Sabtu, 20 Agustus 2011

Ular Yang Membalas Budi

Suatu ketika, hiduplah seorang janda yang sangat miskin. Ia hanya mempunyai seorang anak laki-laki. Pada suatu hari mereka tidak mempunyai roti lagi untuk dimakan.

Lalu ibu berkata pada anaknya, "Pergilah ke hutan nak, dan carilah kayu bakar."

Anak itu pergi ke hutan dan mencari kayu api. Kayu itu diikat dan dibawa pulang.

Sampai di rumah, ibunya berkata, "Bawalah kayu api itu ke kota dan juallah kayu itu. Dari uang hasil menjual kayu, belikan roti untuk makan kita."

Anak itu pergi ke kota menjual kayu itu dan hasilnya hanya dua keping uang logam. Dalam perjalanannya ke tokor roti, ia melihat beberapa anak-anak. Mereka baru menangkap seekor ular. Dan ular itu hendak mereka bunuh dengan memukulnya dengan batu-batu.

Ketika anak itu melihat ular itu, ia merasa kasihan pada binatang itu dan ia berteriak, "Jangan siksa ular itu."

Tetapi anak-anak itu hanya mentertawakannya. Kemudian ia tawarkan uang logam yang dua keping itu. Anak-anak itu menerima uangnya dan cepat-cepat pergi.

Sekarang anak itu harus pulang tanpa uang dan tanpa roti. Ia berjalan lambat-lambat.
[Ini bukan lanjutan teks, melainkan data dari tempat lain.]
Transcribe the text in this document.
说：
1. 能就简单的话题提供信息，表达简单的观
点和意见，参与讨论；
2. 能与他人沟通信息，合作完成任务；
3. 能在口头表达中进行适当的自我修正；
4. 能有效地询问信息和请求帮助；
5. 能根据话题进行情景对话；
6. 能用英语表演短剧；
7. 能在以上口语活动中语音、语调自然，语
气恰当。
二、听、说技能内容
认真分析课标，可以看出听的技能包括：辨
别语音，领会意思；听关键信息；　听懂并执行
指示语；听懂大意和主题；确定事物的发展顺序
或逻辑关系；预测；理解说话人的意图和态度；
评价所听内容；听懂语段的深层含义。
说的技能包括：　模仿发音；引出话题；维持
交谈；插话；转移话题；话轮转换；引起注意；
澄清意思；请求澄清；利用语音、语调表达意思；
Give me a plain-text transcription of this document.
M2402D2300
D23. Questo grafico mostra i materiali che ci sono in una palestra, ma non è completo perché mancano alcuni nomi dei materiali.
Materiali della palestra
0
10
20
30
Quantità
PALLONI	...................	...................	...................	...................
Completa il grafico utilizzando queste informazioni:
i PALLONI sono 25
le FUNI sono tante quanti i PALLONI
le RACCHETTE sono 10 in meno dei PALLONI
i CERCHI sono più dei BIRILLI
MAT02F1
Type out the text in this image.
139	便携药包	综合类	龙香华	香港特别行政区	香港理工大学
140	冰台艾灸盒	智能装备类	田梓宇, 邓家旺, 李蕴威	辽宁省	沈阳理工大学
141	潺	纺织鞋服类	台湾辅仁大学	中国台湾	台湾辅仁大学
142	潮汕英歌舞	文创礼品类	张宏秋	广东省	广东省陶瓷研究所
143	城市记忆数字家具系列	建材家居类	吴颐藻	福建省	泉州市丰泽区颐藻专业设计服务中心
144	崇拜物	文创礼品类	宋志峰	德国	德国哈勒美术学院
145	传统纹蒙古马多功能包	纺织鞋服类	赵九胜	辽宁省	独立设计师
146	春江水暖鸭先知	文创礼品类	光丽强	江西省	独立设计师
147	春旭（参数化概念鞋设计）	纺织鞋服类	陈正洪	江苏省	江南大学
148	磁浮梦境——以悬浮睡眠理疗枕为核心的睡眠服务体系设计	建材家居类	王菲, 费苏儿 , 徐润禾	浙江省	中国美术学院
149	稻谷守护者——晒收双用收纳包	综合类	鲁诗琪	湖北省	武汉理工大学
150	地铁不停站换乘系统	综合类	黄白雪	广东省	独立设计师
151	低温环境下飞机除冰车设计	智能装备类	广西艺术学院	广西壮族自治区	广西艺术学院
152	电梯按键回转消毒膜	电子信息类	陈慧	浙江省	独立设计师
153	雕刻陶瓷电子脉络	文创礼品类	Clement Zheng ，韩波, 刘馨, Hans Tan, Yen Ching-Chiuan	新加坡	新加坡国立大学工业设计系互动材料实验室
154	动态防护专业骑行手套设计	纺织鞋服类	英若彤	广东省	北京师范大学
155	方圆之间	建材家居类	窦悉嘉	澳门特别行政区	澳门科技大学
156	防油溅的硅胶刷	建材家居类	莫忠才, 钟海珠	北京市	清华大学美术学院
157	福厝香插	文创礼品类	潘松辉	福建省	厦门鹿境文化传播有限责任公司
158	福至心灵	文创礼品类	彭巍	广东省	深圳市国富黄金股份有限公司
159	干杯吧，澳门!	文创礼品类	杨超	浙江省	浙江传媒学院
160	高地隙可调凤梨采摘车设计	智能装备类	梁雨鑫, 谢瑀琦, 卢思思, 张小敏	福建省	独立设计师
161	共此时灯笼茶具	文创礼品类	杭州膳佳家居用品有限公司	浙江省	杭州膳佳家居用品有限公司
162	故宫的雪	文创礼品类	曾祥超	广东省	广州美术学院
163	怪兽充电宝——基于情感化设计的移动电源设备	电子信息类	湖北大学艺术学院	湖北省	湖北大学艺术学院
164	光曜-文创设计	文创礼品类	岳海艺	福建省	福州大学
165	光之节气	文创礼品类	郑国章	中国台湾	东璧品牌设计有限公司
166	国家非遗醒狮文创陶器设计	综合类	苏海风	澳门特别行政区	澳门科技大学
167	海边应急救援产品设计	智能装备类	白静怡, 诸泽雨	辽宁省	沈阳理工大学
Di sebelahnya di rerumputan ia mendengar suara gemerisik. Tampaknya ular itu mengikutinya.

Sampai di rumah, ibunya menangis dan memarahinya, karena melihat ia tidak membawa apa-apa. Tetapi apa gunanya itu semua? Mereka pergi tidur dengan perasaan letih dan lapar sekali.

Tengah malam, anak itu mendengar desis sesuatu. Ia membuka matanya dan melihat ular di atas selimutnya.

Ular itu mengangkat kepalanya dan berkata, "Engkau telah menyelamatkan jiwaku. Aku sangat berterima kasih. Ayahku adalah Raja Ular. Ikutlah ke istananya. Ia akan membalas budimu. Minta saja cincin stempel, yang ia simpan baik-baik. Anak itu bangun dan ikut ular itu ke istana ayahya.

Raja Ular amat berterima kasih dan bertanya padanya, "Bagaimana aku dapat membalas kebaikanmu? Katakanlah, apa yang kau ingini."

Anak itu menjawab, "Berikanlah aku cincin stempel yang selama ini tuan simpan."

Raja Ular bersabda, "Engkau memilih sesuatu yang baik."

Dan ia mengambil cincin stempel itu dari tempat persembunyiannya.

Dan kemudian ia menasihati, "Ketahuilah, kalau kau memakai cincin ini dan memutar-mutarnya, akan datang seorang laki-laki hitam. Ia akan memenuhi segala permintaanmu."

Anak itu mengucapkan terima kasih pada Raja Ular, lalu ia pamit dan pulang ke rumahnya. Sebelum matahari terbit, ia telah kembali lagi di tempat tidurnya.

Pada waktu ayam berkokok, ibunya sudah bangun.

Dan ia mulai menangis lagi, "Aduh nak, apa yang harus kita makan sekarang? Tidak ada sepotong roti atau sedikit tepungpun di rumah!"

Anaknya hanya menjawab, "Pergi saja ke kamar makan, Ibu. Di sana Ibu akan mendapatkan segala apa yang diperlukan."

Walaupun ibunya tidak begitu percaya, ia pergi juga ke kamar makan. Sekarang anak itu memutar-mutar cincin pada jarinya dan datanglah seorang laki-laki yang serba hitam.

Ia membungkukkan badannya dan dengan hormat bertanya, "Apakah kehendak tuanku?"

Anak itu memerintahkan, "Penuhilah kamar makan kami dengan barang-barang bagus dan makanan yang enak."

Ketika ibunya membuka pintu kamar makan, keinginan anaknya telah terwujud. Di atas meja makan tersedia roti yang hangat, tempat susu penuh dengan susu, di dinding tergantung sepotong daging asap, di pojok kamar tersedia sekarung penuh tepung gandum, sekaleng minyak goreng dan di lemari telur, mentega dan madu cukup untuk satu minggu.

Mereka senang sekali. Demikianlah ular membalas budi anak itu.